Интересно, во сколько это случилось? Светофоры в ночном режиме, то есть, после одиннадцати вечера и до шести утра. Как выяснить точнее «момент икс»? Разве что на вокзале – по прибывшим поездам. А кстати – что происходит с пассажирами прибывающих после «момента икс» поездов? Их тоже чёрт уносит? Тогда почему не унес меня? А если поезда не приходят…. Нет, что-то не нравится мне потенциальный вывод. Пусть это будет локальная такая «Мария Селеста», а не всемирный глобальный апокалипсец, посреди которого я один стою такой хороший. Но на вокзал я наведаюсь, пожалуй.
«Делика» не завелась. Бендикс хрустел и трещал, стартер крутился вхолостую. Вот же вовремя как, а? Я давно ожидал, что стартер крякнет, он демонстрировал тревожные симптомы, но денег на замену было жалко, я всё тянул и тянул… Дотянул, молодец. И что теперь делать? Стартер на старую дизельную япономарку надо заказывать и ждать месяц – два, по наличию их не бывает. Остался я, как дурак, и без колес, и с потенциальной дырой в бюджете. Хотя о чём это я, в каком бюджете? У кого теперь запчасть заказывать? Всех же чёрт унес. Ну вообще отлично. Просто праздник какой-то. Хэппи Хеллоуин, хоть свечку себе в пустую тыкву на плечах вставляй.
Пошел дальше пешком. Вокзал откладывается – новый на окраине, до него пешком чесать умучаешься. Старый, который был в центре, недавно закрыли на реконструкцию, причем непонятно, что с ним будет – новый же есть. В общем, неважно – в конце концов, какая мне разница, в котором часу приходил чёрт за горожанами? Мне надо кофе, сигарет, чаю и свалить домой, в деревню. А чёрта пусть ловят те, кому чертей ловить положено. МЧС. Или ФСБ. Да хоть РПЦ! Кропят святой водой с пожарных самолетов или сбрасывают Святую Антиохийскую Гранату, или что там положено в этих случаях делать. Главное, чтобы меня тут уже не было. Простые деревенские волки меня на этом фоне уже как-то меньше пугают.

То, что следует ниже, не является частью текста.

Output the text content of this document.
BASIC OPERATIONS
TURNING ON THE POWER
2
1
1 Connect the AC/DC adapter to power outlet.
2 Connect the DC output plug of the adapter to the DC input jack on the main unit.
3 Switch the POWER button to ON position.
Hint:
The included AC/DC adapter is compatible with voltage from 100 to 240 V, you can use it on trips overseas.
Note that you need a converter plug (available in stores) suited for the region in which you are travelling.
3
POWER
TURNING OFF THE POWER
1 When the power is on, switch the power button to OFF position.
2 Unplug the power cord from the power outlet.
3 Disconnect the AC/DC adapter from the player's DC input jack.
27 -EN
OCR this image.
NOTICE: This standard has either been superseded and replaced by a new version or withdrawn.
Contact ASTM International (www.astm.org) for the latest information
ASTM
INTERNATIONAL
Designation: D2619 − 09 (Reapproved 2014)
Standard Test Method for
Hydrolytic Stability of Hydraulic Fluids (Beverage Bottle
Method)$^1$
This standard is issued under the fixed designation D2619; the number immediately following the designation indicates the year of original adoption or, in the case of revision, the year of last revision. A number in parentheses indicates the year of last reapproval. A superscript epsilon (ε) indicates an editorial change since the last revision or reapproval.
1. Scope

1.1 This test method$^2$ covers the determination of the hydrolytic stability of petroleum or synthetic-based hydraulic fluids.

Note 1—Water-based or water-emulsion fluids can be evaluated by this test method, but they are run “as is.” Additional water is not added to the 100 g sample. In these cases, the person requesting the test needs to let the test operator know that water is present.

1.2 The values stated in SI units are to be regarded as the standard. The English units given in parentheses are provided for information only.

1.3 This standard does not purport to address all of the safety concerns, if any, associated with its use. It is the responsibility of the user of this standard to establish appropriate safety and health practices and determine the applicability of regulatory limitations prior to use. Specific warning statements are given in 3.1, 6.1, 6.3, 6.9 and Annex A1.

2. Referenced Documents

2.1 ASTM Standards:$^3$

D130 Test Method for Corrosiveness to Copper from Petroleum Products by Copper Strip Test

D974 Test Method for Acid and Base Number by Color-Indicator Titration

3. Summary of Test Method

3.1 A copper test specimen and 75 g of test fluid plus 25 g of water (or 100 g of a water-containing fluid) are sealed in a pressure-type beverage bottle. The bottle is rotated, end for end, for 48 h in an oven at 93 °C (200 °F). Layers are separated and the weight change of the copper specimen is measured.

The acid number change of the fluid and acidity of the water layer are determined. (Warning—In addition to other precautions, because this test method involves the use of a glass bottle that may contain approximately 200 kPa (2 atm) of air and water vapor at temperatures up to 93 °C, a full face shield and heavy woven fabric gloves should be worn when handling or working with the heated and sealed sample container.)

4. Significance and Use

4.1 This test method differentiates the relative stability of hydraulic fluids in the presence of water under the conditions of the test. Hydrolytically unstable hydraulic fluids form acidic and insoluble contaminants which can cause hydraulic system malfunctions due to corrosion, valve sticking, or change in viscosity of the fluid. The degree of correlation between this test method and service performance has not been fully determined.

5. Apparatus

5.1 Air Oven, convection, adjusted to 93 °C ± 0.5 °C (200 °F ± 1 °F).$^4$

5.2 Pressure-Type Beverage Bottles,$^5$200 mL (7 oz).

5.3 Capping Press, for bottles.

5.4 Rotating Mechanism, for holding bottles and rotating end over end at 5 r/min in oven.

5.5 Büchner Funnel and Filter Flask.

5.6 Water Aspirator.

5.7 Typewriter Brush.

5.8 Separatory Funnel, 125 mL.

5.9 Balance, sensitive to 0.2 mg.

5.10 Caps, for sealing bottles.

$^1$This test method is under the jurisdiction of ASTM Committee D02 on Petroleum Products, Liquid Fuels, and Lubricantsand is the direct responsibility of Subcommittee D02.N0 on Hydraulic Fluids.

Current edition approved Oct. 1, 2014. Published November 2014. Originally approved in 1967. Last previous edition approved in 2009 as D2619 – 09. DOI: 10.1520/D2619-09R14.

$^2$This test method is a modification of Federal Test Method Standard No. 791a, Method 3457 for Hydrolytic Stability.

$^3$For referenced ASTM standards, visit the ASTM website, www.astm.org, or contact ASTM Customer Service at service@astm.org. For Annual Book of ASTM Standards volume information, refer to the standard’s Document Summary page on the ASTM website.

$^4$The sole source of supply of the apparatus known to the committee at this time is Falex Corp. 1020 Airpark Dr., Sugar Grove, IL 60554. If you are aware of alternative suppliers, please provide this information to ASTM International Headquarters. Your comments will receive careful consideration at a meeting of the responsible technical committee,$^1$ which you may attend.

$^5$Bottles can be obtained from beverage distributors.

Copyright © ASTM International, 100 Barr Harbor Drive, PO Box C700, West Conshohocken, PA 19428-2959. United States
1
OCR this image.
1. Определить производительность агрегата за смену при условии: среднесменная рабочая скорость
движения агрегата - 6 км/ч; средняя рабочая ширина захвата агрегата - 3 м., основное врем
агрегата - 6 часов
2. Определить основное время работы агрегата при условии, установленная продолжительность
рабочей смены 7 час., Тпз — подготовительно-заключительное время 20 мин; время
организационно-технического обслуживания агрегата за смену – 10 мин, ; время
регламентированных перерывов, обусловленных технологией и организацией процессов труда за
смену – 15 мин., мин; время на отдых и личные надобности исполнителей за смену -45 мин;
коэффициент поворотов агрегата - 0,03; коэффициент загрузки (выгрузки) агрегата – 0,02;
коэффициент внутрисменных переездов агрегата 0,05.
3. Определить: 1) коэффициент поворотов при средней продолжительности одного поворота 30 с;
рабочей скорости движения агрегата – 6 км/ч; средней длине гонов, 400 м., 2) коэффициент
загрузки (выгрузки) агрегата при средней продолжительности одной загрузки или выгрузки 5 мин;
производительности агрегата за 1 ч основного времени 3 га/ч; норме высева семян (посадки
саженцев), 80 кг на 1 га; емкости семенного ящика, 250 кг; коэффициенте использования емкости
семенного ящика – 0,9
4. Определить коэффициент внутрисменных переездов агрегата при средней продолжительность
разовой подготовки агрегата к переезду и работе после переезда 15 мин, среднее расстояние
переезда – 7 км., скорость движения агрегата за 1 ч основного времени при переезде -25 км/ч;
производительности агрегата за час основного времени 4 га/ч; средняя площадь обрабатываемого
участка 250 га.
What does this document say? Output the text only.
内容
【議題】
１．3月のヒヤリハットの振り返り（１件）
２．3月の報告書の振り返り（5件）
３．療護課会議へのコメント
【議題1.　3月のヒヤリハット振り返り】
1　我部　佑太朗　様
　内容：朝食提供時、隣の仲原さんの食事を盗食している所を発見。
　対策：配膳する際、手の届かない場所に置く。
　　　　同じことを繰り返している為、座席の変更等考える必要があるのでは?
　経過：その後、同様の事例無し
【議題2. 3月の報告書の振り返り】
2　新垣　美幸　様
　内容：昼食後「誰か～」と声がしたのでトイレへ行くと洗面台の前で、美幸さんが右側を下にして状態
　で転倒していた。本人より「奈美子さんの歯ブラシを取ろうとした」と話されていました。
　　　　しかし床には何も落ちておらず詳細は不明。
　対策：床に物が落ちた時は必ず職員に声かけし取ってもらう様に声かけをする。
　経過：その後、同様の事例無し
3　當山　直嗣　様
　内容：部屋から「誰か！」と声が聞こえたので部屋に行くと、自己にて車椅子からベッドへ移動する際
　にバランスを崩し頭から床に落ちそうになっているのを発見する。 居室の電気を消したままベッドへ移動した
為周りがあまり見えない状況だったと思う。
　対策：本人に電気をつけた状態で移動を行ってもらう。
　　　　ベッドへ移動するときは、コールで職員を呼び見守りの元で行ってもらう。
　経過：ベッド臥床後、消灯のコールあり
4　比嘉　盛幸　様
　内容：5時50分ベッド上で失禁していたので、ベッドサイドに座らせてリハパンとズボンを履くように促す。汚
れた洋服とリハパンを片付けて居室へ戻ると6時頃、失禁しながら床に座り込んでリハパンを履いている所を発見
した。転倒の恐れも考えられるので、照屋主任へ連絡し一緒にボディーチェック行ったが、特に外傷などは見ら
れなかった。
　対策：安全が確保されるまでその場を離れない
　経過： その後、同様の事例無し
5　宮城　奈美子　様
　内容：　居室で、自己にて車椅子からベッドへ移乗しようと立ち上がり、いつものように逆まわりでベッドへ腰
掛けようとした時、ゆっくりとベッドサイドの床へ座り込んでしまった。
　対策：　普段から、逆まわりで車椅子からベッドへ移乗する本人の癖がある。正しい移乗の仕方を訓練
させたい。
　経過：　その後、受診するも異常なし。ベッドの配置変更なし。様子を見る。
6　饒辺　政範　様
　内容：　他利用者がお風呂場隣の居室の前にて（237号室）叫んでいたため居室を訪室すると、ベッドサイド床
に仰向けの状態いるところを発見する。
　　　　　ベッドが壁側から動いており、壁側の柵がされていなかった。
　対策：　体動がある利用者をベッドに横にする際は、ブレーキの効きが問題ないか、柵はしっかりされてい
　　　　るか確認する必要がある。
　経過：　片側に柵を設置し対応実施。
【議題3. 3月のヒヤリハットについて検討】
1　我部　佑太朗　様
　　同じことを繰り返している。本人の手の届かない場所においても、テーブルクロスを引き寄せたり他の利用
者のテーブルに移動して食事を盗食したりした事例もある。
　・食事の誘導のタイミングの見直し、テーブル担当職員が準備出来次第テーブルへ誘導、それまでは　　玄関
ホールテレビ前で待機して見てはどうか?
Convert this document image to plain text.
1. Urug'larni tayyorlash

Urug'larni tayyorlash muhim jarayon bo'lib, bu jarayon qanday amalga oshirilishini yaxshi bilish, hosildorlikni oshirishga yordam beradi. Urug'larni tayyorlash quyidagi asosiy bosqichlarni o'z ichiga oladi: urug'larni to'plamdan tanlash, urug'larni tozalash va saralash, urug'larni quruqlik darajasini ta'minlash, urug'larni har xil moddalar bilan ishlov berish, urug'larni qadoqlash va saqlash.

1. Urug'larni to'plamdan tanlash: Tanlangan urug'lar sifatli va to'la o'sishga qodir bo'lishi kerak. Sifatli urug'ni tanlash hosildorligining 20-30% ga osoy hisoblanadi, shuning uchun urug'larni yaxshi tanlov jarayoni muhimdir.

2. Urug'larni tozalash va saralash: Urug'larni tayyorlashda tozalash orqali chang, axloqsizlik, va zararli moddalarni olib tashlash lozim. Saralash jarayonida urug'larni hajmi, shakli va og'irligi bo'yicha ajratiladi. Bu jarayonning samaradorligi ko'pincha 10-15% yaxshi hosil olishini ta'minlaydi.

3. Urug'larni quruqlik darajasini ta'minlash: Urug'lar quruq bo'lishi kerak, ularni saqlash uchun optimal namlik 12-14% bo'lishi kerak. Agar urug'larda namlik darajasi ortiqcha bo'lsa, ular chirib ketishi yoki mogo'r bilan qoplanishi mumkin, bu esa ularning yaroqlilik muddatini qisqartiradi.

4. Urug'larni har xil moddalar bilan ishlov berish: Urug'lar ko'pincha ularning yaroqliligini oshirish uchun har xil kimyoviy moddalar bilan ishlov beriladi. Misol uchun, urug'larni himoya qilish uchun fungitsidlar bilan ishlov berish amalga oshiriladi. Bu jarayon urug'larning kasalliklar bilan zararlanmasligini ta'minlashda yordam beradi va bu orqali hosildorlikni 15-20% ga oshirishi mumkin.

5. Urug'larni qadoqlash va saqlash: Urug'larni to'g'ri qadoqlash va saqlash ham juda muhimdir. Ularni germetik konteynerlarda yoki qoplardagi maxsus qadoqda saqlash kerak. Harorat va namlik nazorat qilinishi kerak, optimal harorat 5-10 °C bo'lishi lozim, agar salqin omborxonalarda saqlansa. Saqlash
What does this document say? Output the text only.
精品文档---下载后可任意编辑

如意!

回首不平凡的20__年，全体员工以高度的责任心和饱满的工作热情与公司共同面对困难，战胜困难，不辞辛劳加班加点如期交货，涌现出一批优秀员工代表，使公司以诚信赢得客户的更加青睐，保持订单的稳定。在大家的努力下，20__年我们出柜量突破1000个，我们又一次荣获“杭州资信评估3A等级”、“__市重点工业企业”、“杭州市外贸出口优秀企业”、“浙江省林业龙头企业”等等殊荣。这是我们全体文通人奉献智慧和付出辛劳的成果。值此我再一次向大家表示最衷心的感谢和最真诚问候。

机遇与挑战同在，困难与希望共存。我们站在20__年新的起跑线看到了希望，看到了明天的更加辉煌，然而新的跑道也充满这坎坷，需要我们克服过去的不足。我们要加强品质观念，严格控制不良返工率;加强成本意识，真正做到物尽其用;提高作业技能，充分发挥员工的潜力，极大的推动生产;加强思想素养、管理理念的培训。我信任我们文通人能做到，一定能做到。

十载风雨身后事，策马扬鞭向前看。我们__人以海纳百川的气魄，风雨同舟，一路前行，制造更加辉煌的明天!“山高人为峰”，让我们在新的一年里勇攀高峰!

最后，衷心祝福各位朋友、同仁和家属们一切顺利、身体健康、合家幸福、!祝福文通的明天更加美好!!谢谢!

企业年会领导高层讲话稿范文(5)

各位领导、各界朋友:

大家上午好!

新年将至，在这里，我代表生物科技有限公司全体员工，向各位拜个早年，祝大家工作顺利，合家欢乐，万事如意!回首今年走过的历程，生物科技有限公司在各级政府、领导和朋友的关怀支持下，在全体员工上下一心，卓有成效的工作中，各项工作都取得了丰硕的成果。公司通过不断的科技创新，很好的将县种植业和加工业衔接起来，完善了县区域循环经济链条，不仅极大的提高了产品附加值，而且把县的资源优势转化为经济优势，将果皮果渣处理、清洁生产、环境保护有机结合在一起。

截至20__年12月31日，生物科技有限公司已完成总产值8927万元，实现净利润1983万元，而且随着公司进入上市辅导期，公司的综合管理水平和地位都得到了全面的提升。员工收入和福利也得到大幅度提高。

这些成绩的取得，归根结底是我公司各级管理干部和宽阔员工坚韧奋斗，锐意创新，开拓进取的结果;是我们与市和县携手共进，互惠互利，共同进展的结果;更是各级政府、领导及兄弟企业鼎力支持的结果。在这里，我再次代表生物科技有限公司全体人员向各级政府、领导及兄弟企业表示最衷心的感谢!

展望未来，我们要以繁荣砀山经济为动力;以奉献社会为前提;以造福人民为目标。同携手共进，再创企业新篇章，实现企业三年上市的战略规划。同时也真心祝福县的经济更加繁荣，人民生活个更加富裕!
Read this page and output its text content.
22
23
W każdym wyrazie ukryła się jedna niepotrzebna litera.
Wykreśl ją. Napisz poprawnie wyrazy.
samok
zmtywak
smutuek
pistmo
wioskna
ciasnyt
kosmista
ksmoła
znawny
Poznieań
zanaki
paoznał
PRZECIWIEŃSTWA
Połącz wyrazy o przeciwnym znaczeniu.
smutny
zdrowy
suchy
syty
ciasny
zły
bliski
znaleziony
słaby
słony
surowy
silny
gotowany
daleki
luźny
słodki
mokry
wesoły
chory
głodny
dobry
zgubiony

Пустой город сильно давит на нервы. В деревне сутками никого не видишь, но там нормально, а тут – противоестественно и потому страшновато. Вздрагиваю на каждый шорох, на скрип раскачиваемых ветром рекламных панелей, на стук незакрытого окна – на все те звуки, которые в норме не слышишь за городским шумом. Издёргался весь, пока дошёл. Куда? А до круглосуточного гипера. Кофе, чай, сигареты. С запасом, потому что это, кажется, надолго. Пока там ещё МЧС с РПЦ чёрта поймают и горожан вернут, а нам, сельским жителям, курить что-то надо. Самосад вот так сразу не вырастет. Остаётся вопрос, как вернуться в деревню, но его буду решать позже. Если по прямой – сорок километров, это я и пешком дойду, если припрёт.
Гипер расположен в цокольном этаже большого торгового центра. Инфернальная мясорубка потребительской активности стояла на ночной паузе – магазины дорогих, но неудобных штанов, дорогой, но бессмысленной обуви, ещё более дорогой, но непрактичной одежды, ослепительно дорогих телефонов и прочих социальных индикаторов ложной успешности стояли закрытыми. Огромное здание, полное никчёмной фигни. Да-да, речь маргинала и нищеброда, знаю. «Не твоё, вот и бесишься». Но нам, деревенским, можно. Всего полгода, как я в деревне, но как же я вас, хипстеров городских, презираю!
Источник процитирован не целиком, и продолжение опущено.